Was aber, fragte ich mich auf dem Weg, haben die Geliebte und ich von meinen Zahnarztbesuchen, wenn ich sie so zweckmäßig erledige wie bisher - zum Bahnhof fahren, drei Schritte zur Praxis gehen und eine Stunde später dasselbe wieder zurück?
 




So faßte ich meinen Neujahrsvorsatz schon im September, und er gilt nicht nur fürs nächste Jahr, sondern mein Leben lang: Welche Fürther Adresse auch immer ich ansteuern muß - ich steige stets an der Jakobinenstraße aus und gehe von dort aus zu Fuß.
 




 
Dadurch habe ich schon eine weitere Korrespondenz zwischen Fürth und Paris entdeckt: Dort, wo die Hornschuchpromenade an ihrem östlichen Ende auszufransen beginnt, kam ich einmal an einem Kiosk vorbei, wo "Kaffee" für einsachzig, "Kaffee, bitte" für einsfünfzig feilgeboten wurde; bald darauf las ich von einem kleinen Pariser Café, in dem man "uncafé" für 2 Euro, "un café s'il vous plait" für 1,80 Euro bekommt.
 




 
Übrigens handelt es sich bei meinem Zahnarzt um einen Wahlfürther, der eigentlich aus Nürnberg stammt. Beim nächsten Termin werde ich ihn fragen, ob es zu einer glücklichen Beziehung führt, wenn man die Geliebte zur Ehefrau macht und für immer auf die andere Seite der Stadtgrenze wechselt.....
 




 
Vor zwei Jahren wünschte Elmar Tannert ein glückliches neues Jahr mit möglichst vielen Entdeckungen auf Kurzurlauben und Entspannungsinseln im Alltag.
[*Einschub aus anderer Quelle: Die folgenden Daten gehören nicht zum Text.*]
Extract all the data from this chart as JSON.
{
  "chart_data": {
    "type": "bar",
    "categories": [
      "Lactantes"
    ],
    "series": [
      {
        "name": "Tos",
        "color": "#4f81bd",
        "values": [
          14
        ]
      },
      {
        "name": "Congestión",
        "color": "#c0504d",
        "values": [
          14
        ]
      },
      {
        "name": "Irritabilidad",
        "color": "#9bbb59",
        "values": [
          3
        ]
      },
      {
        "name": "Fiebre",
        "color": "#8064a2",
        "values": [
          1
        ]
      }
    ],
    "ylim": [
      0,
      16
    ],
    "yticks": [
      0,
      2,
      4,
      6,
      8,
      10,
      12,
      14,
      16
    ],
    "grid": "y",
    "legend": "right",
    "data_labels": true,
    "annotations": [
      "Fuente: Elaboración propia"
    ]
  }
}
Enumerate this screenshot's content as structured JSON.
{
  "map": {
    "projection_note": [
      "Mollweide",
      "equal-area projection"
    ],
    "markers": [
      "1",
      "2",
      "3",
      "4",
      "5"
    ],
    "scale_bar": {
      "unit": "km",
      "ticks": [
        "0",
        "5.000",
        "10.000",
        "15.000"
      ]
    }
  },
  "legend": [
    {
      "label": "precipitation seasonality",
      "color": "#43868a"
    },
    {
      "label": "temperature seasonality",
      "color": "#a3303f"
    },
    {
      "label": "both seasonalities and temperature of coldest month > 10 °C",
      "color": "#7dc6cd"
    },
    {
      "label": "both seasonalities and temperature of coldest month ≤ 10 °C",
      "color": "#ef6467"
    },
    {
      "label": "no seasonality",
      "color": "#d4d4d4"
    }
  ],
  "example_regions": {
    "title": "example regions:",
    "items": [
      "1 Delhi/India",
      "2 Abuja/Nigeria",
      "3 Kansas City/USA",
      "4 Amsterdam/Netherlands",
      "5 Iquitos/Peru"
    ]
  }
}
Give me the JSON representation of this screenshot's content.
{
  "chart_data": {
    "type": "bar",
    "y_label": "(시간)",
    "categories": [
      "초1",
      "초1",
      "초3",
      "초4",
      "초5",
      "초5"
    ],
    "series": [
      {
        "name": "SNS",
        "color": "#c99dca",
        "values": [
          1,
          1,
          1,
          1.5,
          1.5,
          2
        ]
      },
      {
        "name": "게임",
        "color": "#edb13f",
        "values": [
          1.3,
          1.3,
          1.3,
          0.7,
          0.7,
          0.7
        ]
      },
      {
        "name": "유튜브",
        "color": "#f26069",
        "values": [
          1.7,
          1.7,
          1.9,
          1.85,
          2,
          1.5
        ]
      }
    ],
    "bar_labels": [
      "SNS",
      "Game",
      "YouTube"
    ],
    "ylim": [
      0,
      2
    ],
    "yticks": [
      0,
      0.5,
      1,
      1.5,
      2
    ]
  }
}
Ich denke, das kann man heuer auch noch wünschen - vielleicht sogar mal einen Kurzurlaub in......Fürth!
 


Christel's Haus
 


 
Übrigens....wen es interessiert, wie es in diesen Häusern innen aussieht - bitte schön! HIER habe ich mal eine Wohnung gezeigt.
 
 



 
Und als hätte er es gewußt, daß ich für einen Neujahrspost fotografiere, radelte dieser glücksbringende Schornsteinfeger flott an mir vorbei!